Real work fails. A Worker gets stuck, a Drone rejects a result, or the plan turns out to assume a world that no longer exists. The Queen treats failure as a first-class part of orchestration, not an exception — she has a graduated set of responses, escalating only as far as each situation demands.

The failure matrix

When a task fails or its review is rejected, the Queen works through these responses in order:

failure ─▶ retry (adjusted instructions) └─ still failing ─▶ escalate to a different Worker └─ still failing ─▶ replan the affected sub-tree └─ blocked ─▶ escalate to you

Retry with adjusted instructions

The first response is to try again — but not blindly. The Queen feeds the failure reason and the review feedback back into the task, so the next attempt is informed by what went wrong rather than repeating it.

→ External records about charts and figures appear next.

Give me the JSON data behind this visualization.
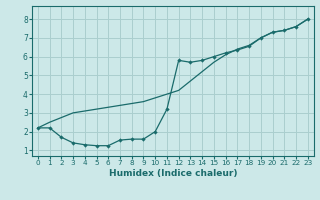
{
  "xlabel": "Humidex (Indice chaleur)",
  "background_color": "#cce8e8",
  "grid_color": "#aacece",
  "line_color": "#1a6b6b",
  "xlim": [
    -0.5,
    23.5
  ],
  "ylim": [
    0.7,
    8.7
  ],
  "xticks": [
    0,
    1,
    2,
    3,
    4,
    5,
    6,
    7,
    8,
    9,
    10,
    11,
    12,
    13,
    14,
    15,
    16,
    17,
    18,
    19,
    20,
    21,
    22,
    23
  ],
  "yticks": [
    1,
    2,
    3,
    4,
    5,
    6,
    7,
    8
  ],
  "line1_x": [
    0,
    1,
    2,
    3,
    4,
    5,
    6,
    7,
    8,
    9,
    10,
    11,
    12,
    13,
    14,
    15,
    16,
    17,
    18,
    19,
    20,
    21,
    22,
    23
  ],
  "line1_y": [
    2.2,
    2.2,
    1.7,
    1.4,
    1.3,
    1.25,
    1.25,
    1.55,
    1.6,
    1.6,
    2.0,
    3.2,
    5.8,
    5.7,
    5.8,
    6.0,
    6.2,
    6.35,
    6.55,
    7.0,
    7.3,
    7.4,
    7.6,
    8.0
  ],
  "line2_x": [
    0,
    1,
    2,
    3,
    4,
    5,
    6,
    7,
    8,
    9,
    10,
    11,
    12,
    13,
    14,
    15,
    16,
    17,
    18,
    19,
    20,
    21,
    22,
    23
  ],
  "line2_y": [
    2.2,
    2.5,
    2.75,
    3.0,
    3.1,
    3.2,
    3.3,
    3.4,
    3.5,
    3.6,
    3.8,
    4.0,
    4.2,
    4.7,
    5.2,
    5.7,
    6.1,
    6.4,
    6.6,
    7.0,
    7.3,
    7.4,
    7.6,
    8.0
  ]
}
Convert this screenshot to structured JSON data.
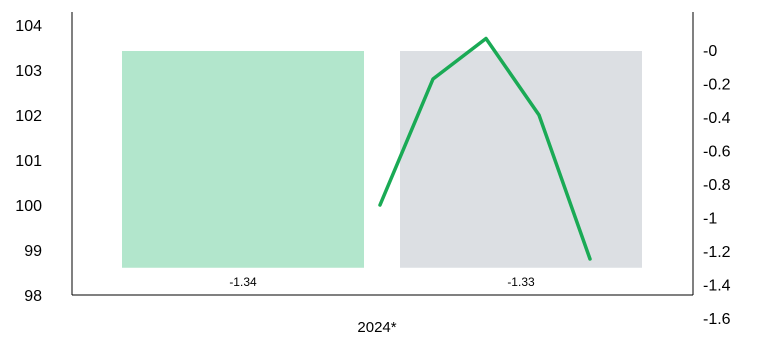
{
  "chart_data": {
    "type": "bar",
    "x_categories": [
      "2024*"
    ],
    "bars": [
      {
        "value": -1.34,
        "label": "-1.34",
        "color": "#b2e6cc"
      },
      {
        "value": -1.33,
        "label": "-1.33",
        "color": "#dcdfe3"
      }
    ],
    "line": {
      "type": "line",
      "axis": "left",
      "color": "#1aaa55",
      "values": [
        100.0,
        102.8,
        103.7,
        102.0,
        98.8
      ]
    },
    "left_axis": {
      "ylim": [
        98,
        104
      ],
      "ticks": [
        "98",
        "99",
        "100",
        "101",
        "102",
        "103",
        "104"
      ]
    },
    "right_axis": {
      "ylim": [
        -1.6,
        0.1
      ],
      "ticks": [
        "-1.6",
        "-1.4",
        "-1.2",
        "-1",
        "-0.8",
        "-0.6",
        "-0.4",
        "-0.2",
        "-0"
      ]
    },
    "bar_base_right_axis": -1.3
  }
}
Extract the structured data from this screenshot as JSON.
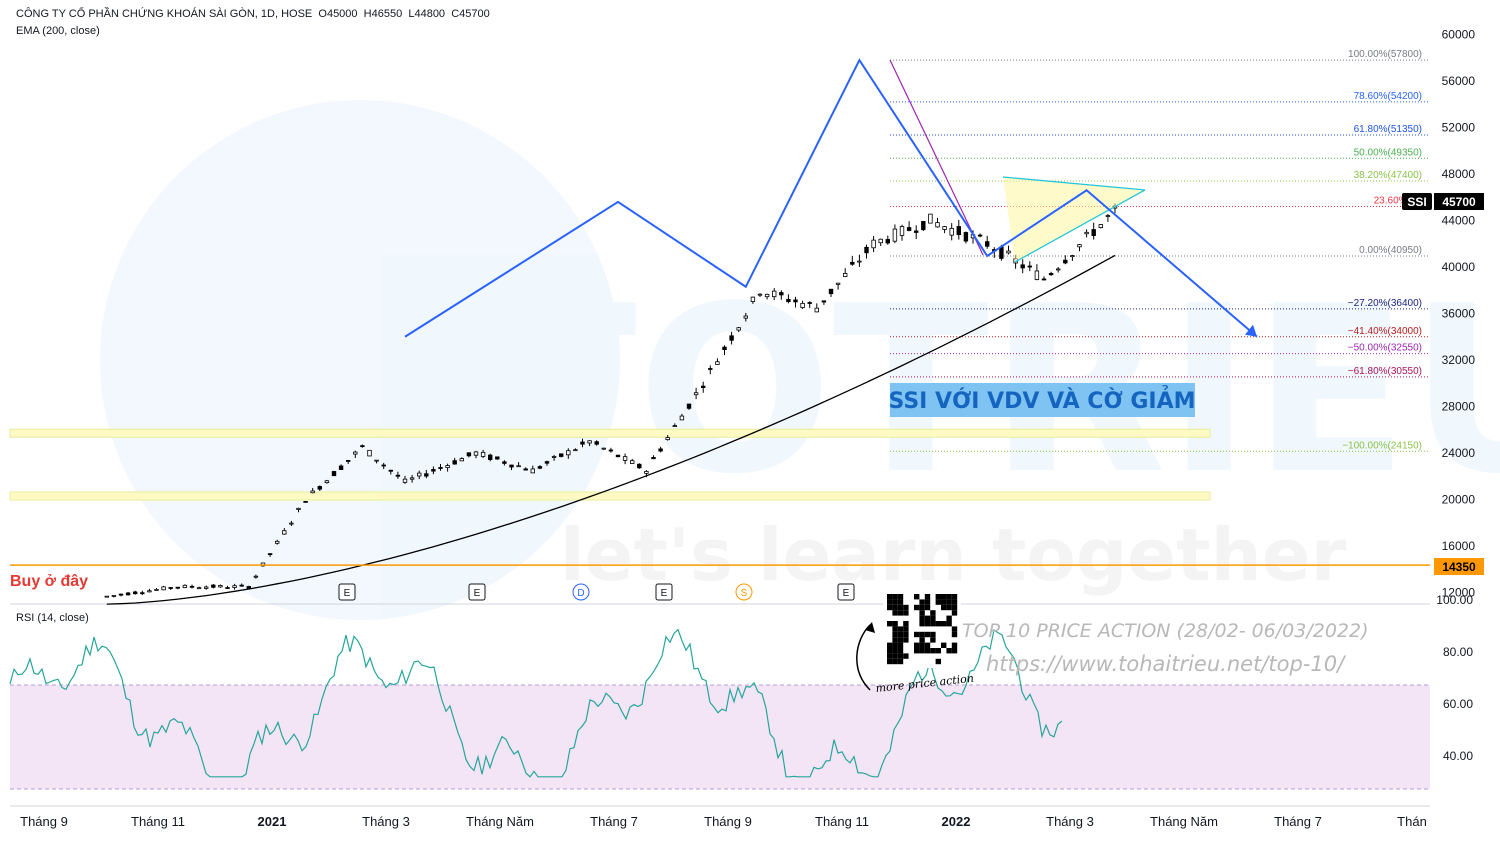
{
  "header": {
    "symbol_line": "CÔNG TY CỔ PHẦN CHỨNG KHOÁN SÀI GÒN, 1D, HOSE",
    "open": "O45000",
    "high": "H46550",
    "low": "L44800",
    "close": "C45700",
    "ema_label": "EMA (200, close)",
    "rsi_label": "RSI (14, close)"
  },
  "annotations": {
    "title_box": "SSI VỚI VDV VÀ CỜ GIẢM",
    "buy_label": "Buy ở đây",
    "promo_title": "TOP 10 PRICE ACTION (28/02- 06/03/2022)",
    "promo_url": "https://www.tohaitrieu.net/top-10/",
    "qr_caption": "more price action",
    "watermark_brand": "TOTRIEU",
    "watermark_tagline": "let's learn together"
  },
  "badges": {
    "symbol": "SSI",
    "last_price": "45700",
    "buy_level": "14350"
  },
  "chart_data": {
    "type": "candlestick",
    "symbol": "SSI",
    "price_axis": {
      "ticks": [
        12000,
        16000,
        20000,
        24000,
        28000,
        32000,
        36000,
        40000,
        44000,
        48000,
        52000,
        56000,
        60000
      ]
    },
    "rsi_axis": {
      "ticks": [
        "40.00",
        "60.00",
        "80.00",
        "100.00"
      ],
      "band": [
        30,
        70
      ]
    },
    "x_axis": {
      "ticks": [
        "Tháng 9",
        "Tháng 11",
        "2021",
        "Tháng 3",
        "Tháng Năm",
        "Tháng 7",
        "Tháng 9",
        "Tháng 11",
        "2022",
        "Tháng 3",
        "Tháng Năm",
        "Tháng 7",
        "Thán"
      ]
    },
    "fibonacci": [
      {
        "label": "100.00%(57800)",
        "price": 57800,
        "color": "#787b86"
      },
      {
        "label": "78.60%(54200)",
        "price": 54200,
        "color": "#2962ff"
      },
      {
        "label": "61.80%(51350)",
        "price": 51350,
        "color": "#1e53e5"
      },
      {
        "label": "50.00%(49350)",
        "price": 49350,
        "color": "#4caf50"
      },
      {
        "label": "38.20%(47400)",
        "price": 47400,
        "color": "#8bc34a"
      },
      {
        "label": "23.60%(44",
        "price": 45200,
        "color": "#f23645"
      },
      {
        "label": "0.00%(40950)",
        "price": 40950,
        "color": "#787b86"
      },
      {
        "label": "−27.20%(36400)",
        "price": 36400,
        "color": "#1a237e"
      },
      {
        "label": "−41.40%(34000)",
        "price": 34000,
        "color": "#b71c1c"
      },
      {
        "label": "−50.00%(32550)",
        "price": 32550,
        "color": "#9c27b0"
      },
      {
        "label": "−61.80%(30550)",
        "price": 30550,
        "color": "#ad1457"
      },
      {
        "label": "−100.00%(24150)",
        "price": 24150,
        "color": "#8bc34a"
      }
    ],
    "zones": [
      25700,
      20300
    ],
    "buy_level": 14350,
    "pattern_points": [
      [
        25,
        34000
      ],
      [
        40,
        45600
      ],
      [
        49,
        38300
      ],
      [
        57,
        57800
      ],
      [
        66,
        40950
      ],
      [
        73,
        46600
      ],
      [
        85,
        34000
      ]
    ],
    "series": [
      {
        "name": "EMA (200, close)",
        "values": []
      }
    ],
    "markers": [
      "E",
      "E",
      "D",
      "E",
      "S",
      "E"
    ]
  },
  "colors": {
    "candle": "#000000",
    "pattern": "#2962ff",
    "flag_fill": "#fff59d",
    "flag_edge": "#26c6da",
    "rsi_line": "#26a69a",
    "rsi_band": "#f3e5f5",
    "buy_line": "#ff9800",
    "title_bg": "#7ec3f1",
    "title_text": "#1565c0"
  }
}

Escalate to another Worker

If a task keeps failing for one Worker, the Queen reassigns it to a different one. Workers have different strengths, and a task that one CLI agent struggles with often lands cleanly with another.

Replan the affected sub-tree

When the failure is structural — the task graph itself no longer fits reality — the Queen replans. She isolates the failed task and everything downstream of it, preserves the work already done, asks the planner for a fresh sub-graph using the original spec plus the execution log so far, and patches it back into the plan. This convergence loop lets the Swarm self-heal locally without re-running tasks that already passed. Replans are capped so a stubborn failure cannot loop forever.

Escalate to you

When retries, reassignment, and replanning are exhausted — or the blocker is something only you can resolve — the Queen stops and asks.

You are pulled in as the last resort, not the first. The Queen escalates to you only after automated recovery has been exhausted (for example, the replan cap is reached) or when the decision genuinely requires a human — an ambiguous requirement, a missing credential, or a product call. When that happens she surfaces a prompt in your Hive with the context she has gathered.

What recovery costs

Recovery has a Honey cost on the server side: every replan is another Queen planning pass and every re-review runs the Drones again. A plain retry re-runs your Worker CLI, which bills against your own subscription rather than Honey. The Queen’s graduated approach is deliberate — cheaper responses first — so she does not spend a full replan on something a single adjusted retry can fix.

  • Execution loop — how tasks reach the point where these responses kick in.
  • Planning a spec — clearer specs mean fewer failures to recover from.